REVIEW: RAGING SPEEDHORN - HARD TO KILL
CORBY BRUISERS STILL SPILLING YOUR PINT
Raging Speedhorn are often, unfortunately, mentioned in the same breath as nu-metal which is as unfair as it is lazy because all they truly had in common with the genre was timing, emerging as they did from Corby, England around 2000. Musically their thuggish, violent metal incorporating sludge, hardcore, and Sabbathy doom was more closely related to the likes of the Iron Monkey than the cod Hip Hop, introspective teenage angst and clumsily applied eyeliner of nu-metal. Their self-titled debut released two decades ago was feral and seethed with square-go aggression and permeated the dank concrete atmosphere of de-industrialised town grit. Ferocious live performances were coupled with infamous tour behaviour which often wreaked havoc. Two decades on, and after multiple line-up changes as well as a six year hiatus, Hard to Kill is RSH's sixth album and the title is instructive of what to expect.
Snakebite is a rampaging blast of sleazy, vicious death n' roll with their customary dual-screamed vocals and greasy heavy riffs. It is reminiscent of their second album We Will Be Dead Tomorrow or their last effort, Lost Ritual as is the careering pit-friendly Hard to Kill which is an album highlight and a short, sharp nasty kick to the solar plexus. It is like a seriously down-turned, angrier and heavier Motorhead
RSH always excelled, however, at deceleration with slow, grindingly heavy acerbic doom. The aptly titled Doom Machine has a classic swinging rock hook line and builds up to an unexpected hallucinogenic 70's finale while the rumbling rage of Spitfire and Hammer Down are all crawling slow motion anger and groove. Likewise The Beast is livid, ponderously heavy with stoner metal flourishes.

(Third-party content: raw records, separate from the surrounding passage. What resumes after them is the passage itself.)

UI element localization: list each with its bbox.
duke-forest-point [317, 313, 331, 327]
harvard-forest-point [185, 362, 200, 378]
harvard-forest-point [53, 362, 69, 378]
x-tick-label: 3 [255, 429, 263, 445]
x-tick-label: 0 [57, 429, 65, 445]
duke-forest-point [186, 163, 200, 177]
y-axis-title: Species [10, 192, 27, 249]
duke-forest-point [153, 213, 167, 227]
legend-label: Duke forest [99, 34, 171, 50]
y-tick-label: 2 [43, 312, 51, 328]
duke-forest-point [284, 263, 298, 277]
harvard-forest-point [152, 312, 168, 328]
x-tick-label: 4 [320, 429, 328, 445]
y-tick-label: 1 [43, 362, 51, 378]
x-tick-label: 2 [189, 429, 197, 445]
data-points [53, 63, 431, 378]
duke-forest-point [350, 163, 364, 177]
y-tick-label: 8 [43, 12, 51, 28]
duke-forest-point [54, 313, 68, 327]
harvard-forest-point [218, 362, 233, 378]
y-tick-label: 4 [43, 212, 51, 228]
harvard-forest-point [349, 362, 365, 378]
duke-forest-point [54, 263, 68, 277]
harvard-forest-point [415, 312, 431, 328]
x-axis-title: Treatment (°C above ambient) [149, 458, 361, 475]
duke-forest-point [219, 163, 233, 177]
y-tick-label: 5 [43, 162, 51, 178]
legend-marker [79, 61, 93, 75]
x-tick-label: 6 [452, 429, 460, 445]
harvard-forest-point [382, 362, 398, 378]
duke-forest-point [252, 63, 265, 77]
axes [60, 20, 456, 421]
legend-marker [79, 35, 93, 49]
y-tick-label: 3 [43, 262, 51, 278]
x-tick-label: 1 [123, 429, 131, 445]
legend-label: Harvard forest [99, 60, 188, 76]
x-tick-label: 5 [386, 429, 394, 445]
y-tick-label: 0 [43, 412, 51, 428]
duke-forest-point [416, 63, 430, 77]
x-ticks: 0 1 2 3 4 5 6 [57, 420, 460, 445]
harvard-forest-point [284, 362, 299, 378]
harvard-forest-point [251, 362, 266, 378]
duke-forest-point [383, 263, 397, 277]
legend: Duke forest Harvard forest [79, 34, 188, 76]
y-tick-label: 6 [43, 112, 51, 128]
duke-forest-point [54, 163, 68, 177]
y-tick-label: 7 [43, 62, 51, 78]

Hard to Kill is raw and succinct (the record only just makes it over half and hour). It is a sordid, abrasive and gleeful ode to Motorhead, Black Flag, Black Sabbath with perhaps some touches of Pantera and Crowbar. This is soundtrack for scrapping for a fight. Among the spit and attitude, however, is a departure to a slight but tangible 70s rock influence, which is detectable only in snatches periodically throughout the album but most explicitly with the cover of T-Rex's Children of the Revolution. It is a perplexing choice to include let alone use as a record finale and it's unlike anything the band have attempted before now. While its inclusion is arguably more anomalous than adventurous, the point is clearly a statement of pure unrepentant attitude that represents the whole ethos of this album. Hard to kill? Yes.